Nell O'Leary

holding that {birth} space for each other

I hear from a sweet girlfriend she is in labor. I’m at home. I sling the baby on my hips and go upstairs. The older kids clamor what kind of baby will she have? is she going to want a chocolate cake? while following me up the stairs that creak, down the hallway that’s dark, and into the Sitting Room, my work studio. I scan the room in a hurry and blink, in that second recalling the memory of where I safely stowed the matches out of their reach.

In a few steps, I recover the matches and light one. The baby tries hard to burn his hands but after setting him down to toddle, I cup the match and my favorite candle made by another sweet friend. Lit, it lets off the sweetest smell and the three kids huddle to watch it flick flack.

I’m holding the space for this girlfriend in labor.

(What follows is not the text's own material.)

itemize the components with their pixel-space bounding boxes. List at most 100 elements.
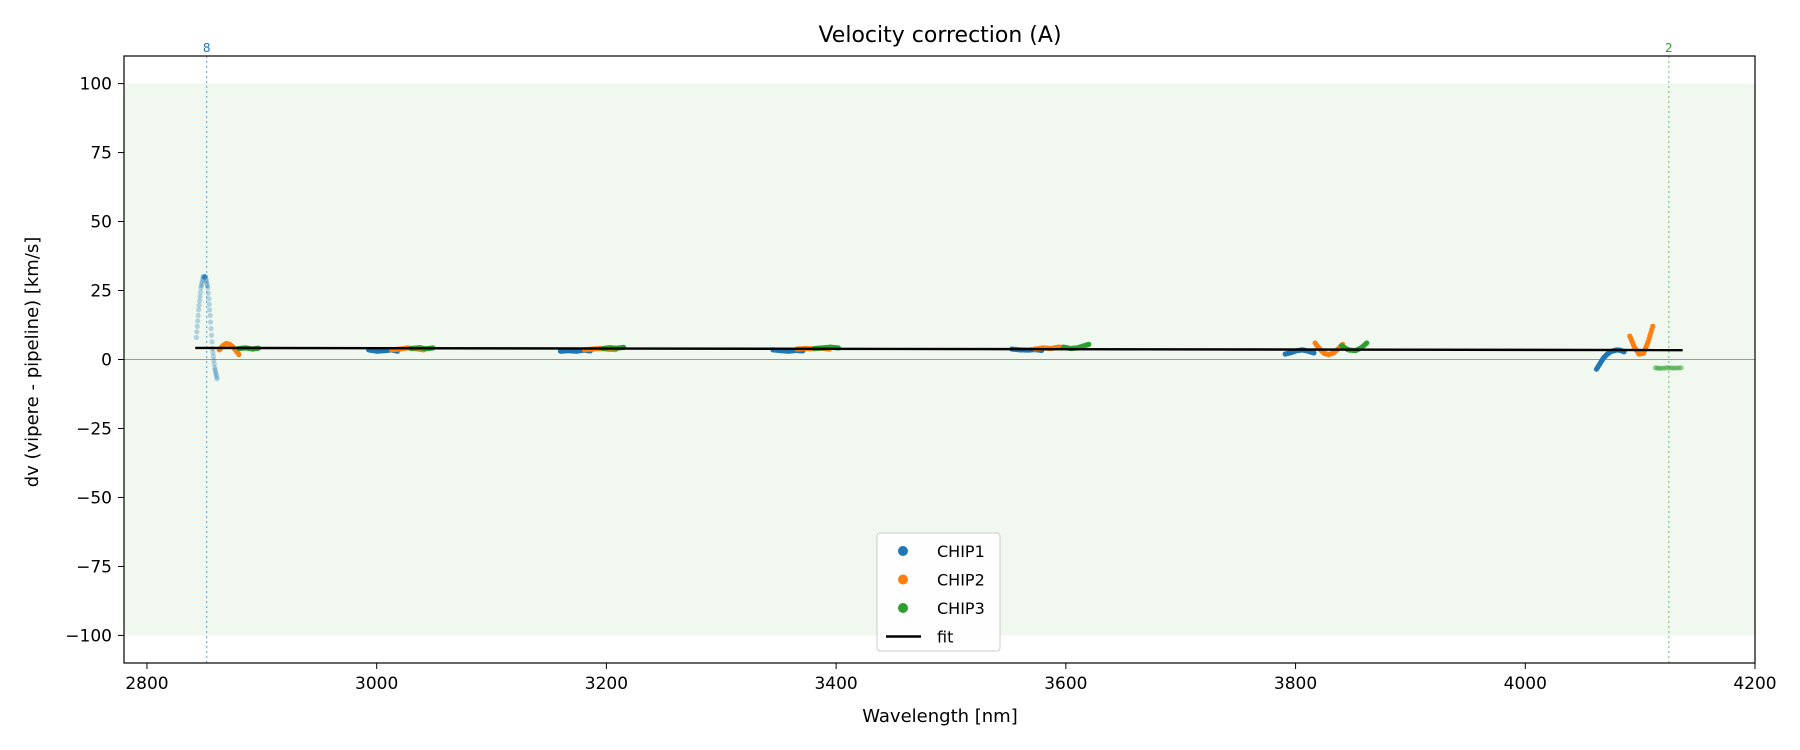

A lit candle, powerful but vulnerable, makes the perfect analogy for the laboring mama. Her body can do this. It was made to do this. Her breath in & out brings that baby closer to her arms through his or her biggest journey of their life.

Don’t you wish we could remember how it felt to kick off the top of the uterus? To head down from our warm cocoon into the bright cold world? Or to feel the surgeon’s rubbery hands lifting us to our mama’s welcoming eyes?

Probably best those memories are in our bones and muscles instead of our cognizant memory. Though Blythe’s brother says he remembers it, so some of us may be able to access that trip.

I hold the space for her, whispering prayers and feeling slightly anxious until I hear the news, mama and baby okay. Every time a friend or family member is in labor, or their baby’s birth mother is, I’ve lit a candle, wishing so hard on it that everything goes okay, wanting so much to will into being my wish. We are so interconnected, we mothers by body and mothers by heart.

It doesn’t matter that each labor is different. It doesn’t matter that I’ve never attended another woman’s birth or baby-meeting. My mama heart strings for them, the tense anticipation, the conscious effort for peace, the desperation and euphoria.

Wood wall hangings by my dear friend Kelly at Of Thistle and Thyme. Stack of my fabric just waiting for projects.

My friend Laura is a theologian and mother. Her series on prayer are amazing. She loves the prayer on the Breastplate of Saint Patrick for labor, and I do too:

Christ be with me, Christ within me,
Christ behind me, Christ before me,
Christ beside me, Christ to win me,
Christ to comfort and restore me.
Christ beneath me, Christ above me,
Christ in quiet, Christ in danger,
Christ in hearts of all that love me,
Christ in mouth of friend and stranger.